Why would you bluntly assume my comment lacks any foresight? I was simply recommending you a tool that I used, albeit briefly, that solves the exact the same problem for which you are claiming no solution exists.

Nobody is denying that it would be ideal if there is one best solution to every problem in the ecosystem. But at the end of the day all software, including core and third party libs is just code written by people, and it is too much to expect that any person (or a group of them) gets everything right the first time. Change, breaking or otherwise, is inevitable as people learn from their mistakes - its not like the core is guaranteed to never have any breaking changes either.

Just like you can pin the version of libraries, you can pin the versions of your tools too, as long as they are not depending on external services with no versioning. The point of the post is not absolute avoidance of change. It is to opt into a workflow and tooling setup so you can deal with the upstream changes at your own time and convenience.

And BTW, looking at their versioning, poetry hasn't yet had any breaking changes in its 4+ years of existence.

Try poetry, I like it a lot more than conda.

The basic virtual environments work excellently too.

> you can run old 2.x code under 2.7 just fine

No you can't lol. There were major breaking changes from 2.4 -> 2.5, and smaller but still breaking ones for 2.5 -> 2.6.

> There were major breaking changes from 2.4 -> 2.5, and smaller but still breaking ones for 2.5 -> 2.6.

Such as?

I don't remember the specifics, but I spent at least a few weeks early in my career fixing a Python 2.3 codebase to run on 2.4.
In the GP you said 2.5 and 2.6, not 2.4.

That said, I remember all three of those transitions (2.3 to 2.4, 2.4 to 2.5, and 2.5 to 2.6), and I remember changing Python code to make use of new features introduced in those transitions (for example, using with statements and context managers in 2.5), but those aren't breaking changes; the old code still worked, it just wasn't as robust as using the new features.

> In the GP you said 2.5 and 2.6, not 2.4.

Sorry, yes, fixing a 2.4 codebase to run on 2.5. It was a while ago.

Something called onnx (all iirc) requires Python 3.8-3.9 but not 3.10+ in which it doesn’t work.
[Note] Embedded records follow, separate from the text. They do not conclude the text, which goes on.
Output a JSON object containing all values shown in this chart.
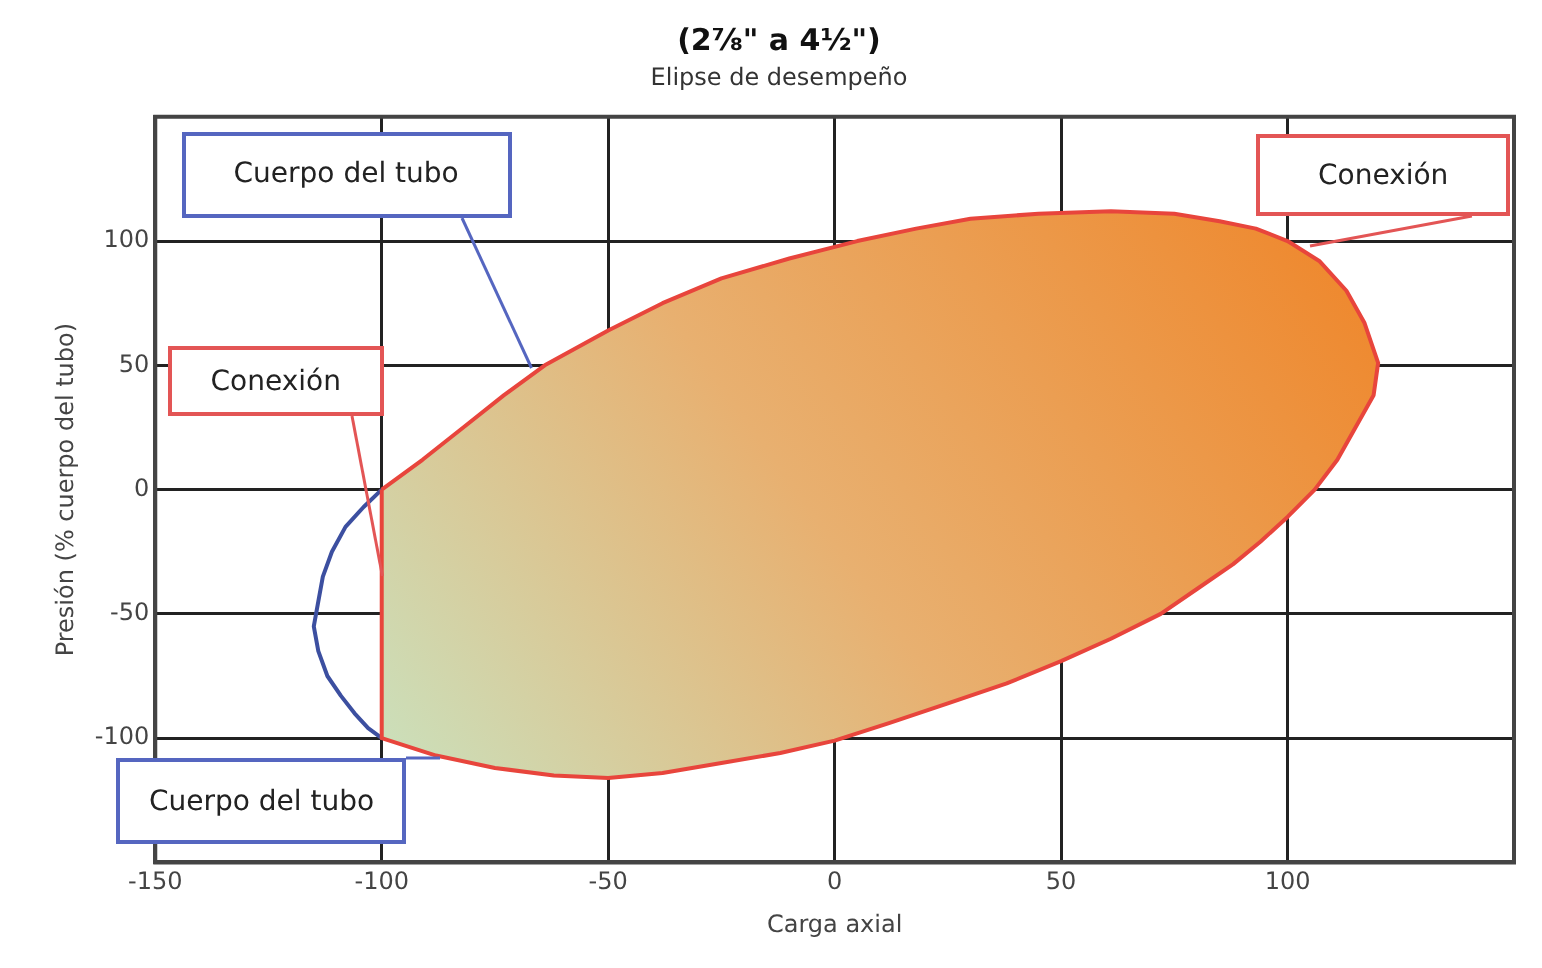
{
  "chart_data": {
    "type": "line",
    "title": "(2⅞\" a 4½\")",
    "subtitle": "Elipse de desempeño",
    "xlabel": "Carga axial",
    "ylabel": "Presión (% cuerpo del tubo)",
    "xlim": [
      -150,
      150
    ],
    "ylim": [
      -150,
      150
    ],
    "xticks": [
      -150,
      -100,
      -50,
      0,
      50,
      100
    ],
    "yticks": [
      -100,
      -50,
      0,
      50,
      100
    ],
    "grid": true,
    "legend": false,
    "marker": "none",
    "line_style": "solid",
    "series": [
      {
        "type": "area",
        "color": "#e8453c",
        "x": [
          -100,
          -91,
          -82,
          -73,
          -64,
          -50,
          -38,
          -25,
          -10,
          5,
          18,
          30,
          45,
          61,
          75,
          85,
          93,
          100,
          107,
          113,
          117,
          120,
          119,
          115,
          111,
          106,
          100,
          94,
          88,
          80,
          72,
          61,
          50,
          38,
          25,
          12,
          0,
          -12,
          -25,
          -38,
          -50,
          -62,
          -75,
          -88,
          -100,
          -100
        ],
        "values": [
          0,
          12,
          25,
          38,
          50,
          64,
          75,
          85,
          93,
          100,
          105,
          109,
          111,
          112,
          111,
          108,
          105,
          100,
          92,
          80,
          67,
          51,
          38,
          25,
          12,
          0,
          -11,
          -21,
          -30,
          -40,
          -50,
          -60,
          -69,
          -78,
          -86,
          -94,
          -101,
          -106,
          -110,
          -114,
          -116,
          -115,
          -112,
          -107,
          -100,
          0
        ]
      },
      {
        "type": "line",
        "color": "#3c4fa0",
        "x": [
          -100,
          -104,
          -108,
          -111,
          -113,
          -114,
          -115,
          -114,
          -112,
          -109,
          -106,
          -103,
          -100
        ],
        "values": [
          0,
          -7,
          -15,
          -25,
          -35,
          -45,
          -55,
          -65,
          -75,
          -83,
          -90,
          -96,
          -100
        ]
      }
    ],
    "annotations": [
      {
        "text": "Cuerpo del tubo",
        "x": -67,
        "y": 49
      },
      {
        "text": "Conexión",
        "x": 105,
        "y": 98
      },
      {
        "text": "Conexión",
        "x": -100,
        "y": -35
      },
      {
        "text": "Cuerpo del tubo",
        "x": -87,
        "y": -108
      }
    ]
  }
}
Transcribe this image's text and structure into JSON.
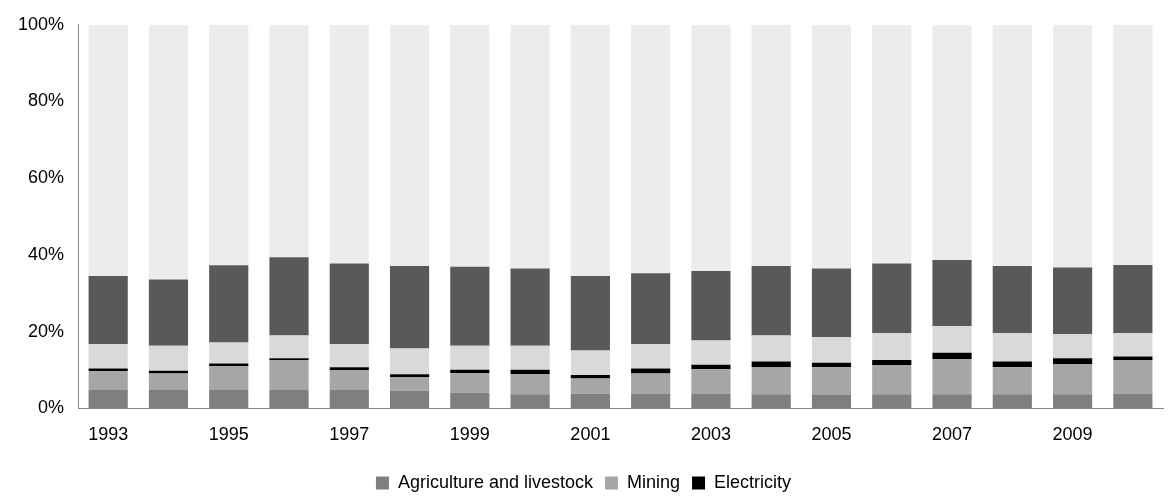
{
  "chart_data": {
    "type": "bar",
    "stacked": true,
    "categories": [
      "1993",
      null,
      "1995",
      null,
      "1997",
      null,
      "1999",
      null,
      "2001",
      null,
      "2003",
      null,
      "2005",
      null,
      "2007",
      null,
      "2009",
      null
    ],
    "ylim": [
      0,
      100
    ],
    "yticks": [
      {
        "value": 0,
        "label": "0%"
      },
      {
        "value": 20,
        "label": "20%"
      },
      {
        "value": 40,
        "label": "40%"
      },
      {
        "value": 60,
        "label": "60%"
      },
      {
        "value": 80,
        "label": "80%"
      },
      {
        "value": 100,
        "label": "100%"
      }
    ],
    "grid": false,
    "legend": "bottom",
    "series": [
      {
        "name": "Agriculture and livestock",
        "color": "#7f7f7f",
        "values": [
          4.8,
          4.8,
          4.8,
          4.8,
          4.8,
          4.6,
          4.1,
          3.7,
          3.8,
          3.9,
          3.9,
          3.7,
          3.5,
          3.7,
          3.7,
          3.7,
          3.7,
          3.9
        ]
      },
      {
        "name": "Mining",
        "color": "#a6a6a6",
        "values": [
          4.9,
          4.3,
          6.2,
          7.8,
          5.2,
          3.6,
          5.1,
          5.3,
          4.0,
          5.2,
          6.3,
          7.1,
          7.2,
          7.6,
          9.2,
          7.0,
          7.9,
          8.7
        ]
      },
      {
        "name": "Electricity",
        "color": "#000000",
        "values": [
          0.7,
          0.7,
          0.7,
          0.5,
          0.7,
          0.7,
          0.9,
          1.1,
          0.9,
          1.3,
          1.2,
          1.4,
          1.2,
          1.3,
          1.6,
          1.5,
          1.5,
          0.9
        ]
      },
      {
        "color": "#d9d9d9",
        "values": [
          6.4,
          6.5,
          5.5,
          5.9,
          6.1,
          6.7,
          6.2,
          6.2,
          6.4,
          6.4,
          6.3,
          6.8,
          6.7,
          7.0,
          6.9,
          7.4,
          6.2,
          6.1
        ]
      },
      {
        "color": "#595959",
        "values": [
          17.7,
          17.3,
          20.1,
          20.4,
          21.0,
          21.5,
          20.6,
          20.2,
          19.4,
          18.4,
          18.1,
          18.1,
          17.9,
          18.2,
          17.3,
          17.5,
          17.4,
          17.8
        ]
      },
      {
        "color": "#ececec",
        "values": [
          65.5,
          66.4,
          62.7,
          60.6,
          62.2,
          62.9,
          63.1,
          63.5,
          65.5,
          64.8,
          64.2,
          62.9,
          63.5,
          62.2,
          61.3,
          62.9,
          63.3,
          62.6
        ]
      }
    ]
  }
}
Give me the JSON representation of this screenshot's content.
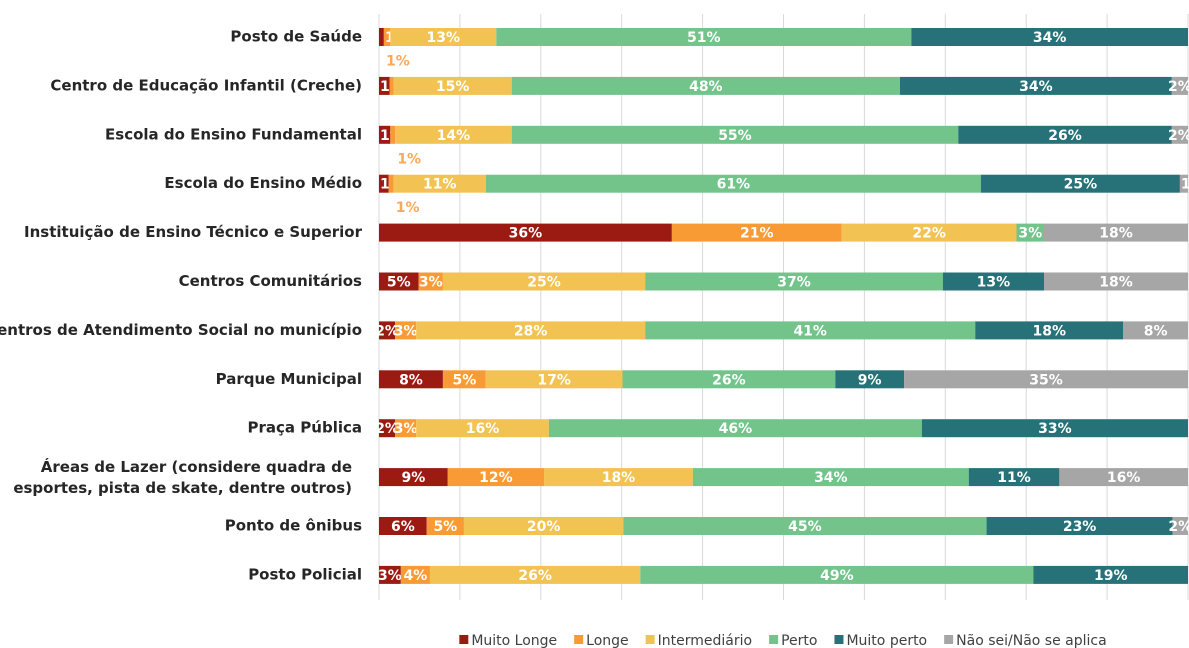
{
  "chart_data": {
    "type": "bar",
    "orientation": "horizontal",
    "stacked": true,
    "categories": [
      "Posto de Saúde",
      "Centro de Educação Infantil (Creche)",
      "Escola do Ensino Fundamental",
      "Escola do Ensino Médio",
      "Instituição de Ensino Técnico e Superior",
      "Centros Comunitários",
      "Centros de Atendimento Social no município",
      "Parque Municipal",
      "Praça Pública",
      "Áreas de Lazer (considere quadra de esportes, pista de skate, dentre outros)",
      "Ponto de ônibus",
      "Posto Policial"
    ],
    "series": [
      {
        "name": "Muito Longe",
        "color": "#9b1b12",
        "values": [
          0.6,
          1.3,
          1.4,
          1.2,
          36.2,
          4.9,
          2.0,
          7.9,
          2.0,
          8.5,
          5.9,
          2.7
        ],
        "value_labels": [
          "1%",
          "1%",
          "1%",
          "1%",
          "36%",
          "5%",
          "2%",
          "8%",
          "2%",
          "9%",
          "6%",
          "3%"
        ]
      },
      {
        "name": "Longe",
        "color": "#f99b35",
        "values": [
          0.8,
          0.5,
          0.6,
          0.6,
          21.0,
          3.0,
          2.6,
          5.3,
          2.6,
          11.9,
          4.6,
          3.6
        ],
        "value_labels": [
          "1%",
          null,
          "1%",
          "1%",
          "21%",
          "3%",
          "3%",
          "5%",
          "3%",
          "12%",
          "5%",
          "4%"
        ]
      },
      {
        "name": "Intermediário",
        "color": "#f2c352",
        "values": [
          13.1,
          14.6,
          14.4,
          11.4,
          21.6,
          25.0,
          28.3,
          16.9,
          16.4,
          18.4,
          19.7,
          26.0
        ],
        "value_labels": [
          "13%",
          "15%",
          "14%",
          "11%",
          "22%",
          "25%",
          "28%",
          "17%",
          "16%",
          "18%",
          "20%",
          "26%"
        ]
      },
      {
        "name": "Perto",
        "color": "#72c48b",
        "values": [
          51.3,
          48.0,
          55.2,
          61.2,
          3.4,
          36.8,
          40.8,
          26.3,
          46.1,
          34.1,
          44.9,
          48.6
        ],
        "value_labels": [
          "51%",
          "48%",
          "55%",
          "61%",
          "3%",
          "37%",
          "41%",
          "26%",
          "46%",
          "34%",
          "45%",
          "49%"
        ]
      },
      {
        "name": "Muito perto",
        "color": "#267278",
        "values": [
          34.2,
          33.6,
          26.4,
          24.6,
          null,
          12.5,
          18.3,
          8.5,
          32.9,
          11.2,
          23.0,
          19.1
        ],
        "value_labels": [
          "34%",
          "34%",
          "26%",
          "25%",
          null,
          "13%",
          "18%",
          "9%",
          "33%",
          "11%",
          "23%",
          "19%"
        ]
      },
      {
        "name": "Não sei/Não se aplica",
        "color": "#a6a6a6",
        "values": [
          null,
          2.0,
          2.0,
          1.0,
          17.8,
          17.8,
          8.0,
          35.1,
          null,
          15.9,
          1.9,
          null
        ],
        "value_labels": [
          null,
          "2%",
          "2%",
          "1%",
          "18%",
          "18%",
          "8%",
          "35%",
          null,
          "16%",
          "2%",
          null
        ]
      }
    ],
    "xlim": [
      0,
      100
    ],
    "xticks": [
      0,
      10,
      20,
      30,
      40,
      50,
      60,
      70,
      80,
      90,
      100
    ],
    "grid": true,
    "legend": "bottom"
  }
}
So for my various AI needs I have three versions of Python 3 installed through different channels. And of course they all have their own multi-gigabyte caches of base libraries and models.

I know it may be more complex or trivial than I think, or tied to very few specific packages, but that’s the point – I have to figure it out where I shouldn’t need to. In contrast, I’m sure that no matter which latest version of Node I have, it will work.

I mean I was, up until Node 19/20, where they broke the loader, so ts-node doesn’t work anymore and the suggestion is to re-learn something called tsx. F that nonsense.